One of the major fights is against the Hyde Amendment, which bars low-income women who rely on Medicaid, as well as military members, Peace Corps volunteers, and anyone else who uses federally funded insurance, from abortion coverage. “The Hyde amendment says that it’s poor women who don’t have any choice, that they’re the ones locked into a set of life circumstances that they don’t have any control over,” Ellison explained. Barbara Lee reminded the audience that until a few years ago, “you didn’t talk about Hyde” as a member of Congress, because it was considered politically toxic. Now, a bill to repeal the amendment, which Lee helped to write, has over 100 co-sponsors in the House, and both Democratic presidential candidates have called for its demise. “This is really historic,” Lee said.
“A lot of us—too many of us—for a long time have said, ‘Oh, well, don’t worry, there’s no federal dollars spent on abortion,’ as if that’s sort of the normal—as if we accept that,” said Schakowsky, another of the bill’s authors. She credited pro-choice activists with pushing her to take an offensive stance on the issue, thanking them “for bringing me along.” Indeed, groups like Unite for Reproductive and Gender Equality (URGE, whose executive director, Kierra Johnson, spoke at the roundtable) have worked for years to raise the profile of the fight against Hyde, which until recently was a lonely battle. URGE and the group All* Above All (also represented at the panel by its co-director, Destiny Lopez) launched a campaign this month on college campuses in five states to “proclaim abortion access as a public good” and raise support for overturning Hyde.
Although political debates about reproductive health usually focus narrowly on the most controversial issue—abortion—advocates at the summit spoke of the need to broaden the conversation to people who might not go to bat for abortion access but would support efforts to expand comprehensive sex education, for example, or affordable childcare. “When we think about Medicaid, the only battle isn’t around abortion access,” said URGE’s Johnson. While Medicaid doesn’t cover abortion, it also doesn’t always cover the costs of an additional child, leaving some people with an unplanned pregnancy unable to afford either option. Expanding eligibility, then, is an area where pro-choice activists and others might find common ground.
While the summit was underway in Washington, the Oklahoma legislature enthusiastically passed a bill that defines providing abortion as “unprofessional conduct” for doctors.

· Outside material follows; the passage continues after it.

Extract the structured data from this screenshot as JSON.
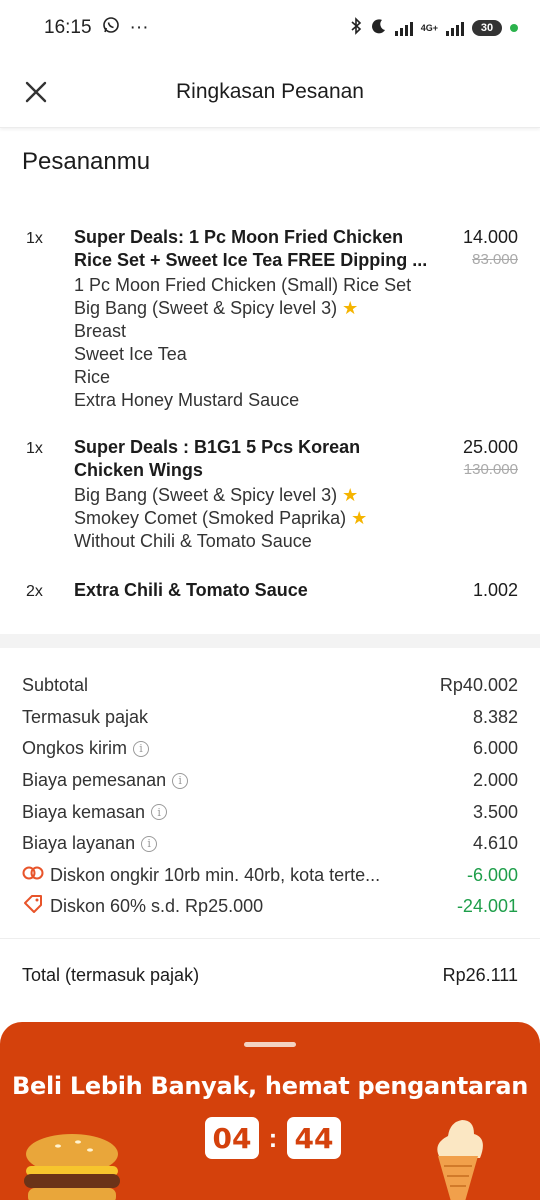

It’s really an abortion ban: Under the legislation, doctors would lose their medical licenses and spend up to three years in jail for performing the procedure. The bill clearly contradicts Roe v. Wade and, if it’s signed into law, will probably be ruled unconstitutional. But this attack on choice, like other oft-tried and failed anti-choice measures like personhood amendments, serves a purpose nonetheless.
“All they’re trying to do is keep the war of ideas moving forward and animate their people,” explained Jorge of the Women’s Equality Center. “We need to be talking at least as much as the other side.” We, meaning not just the pro-choice movement but all of the politicians, activists, and voters who care about lifting women out of poverty and making sure they’re financially stable.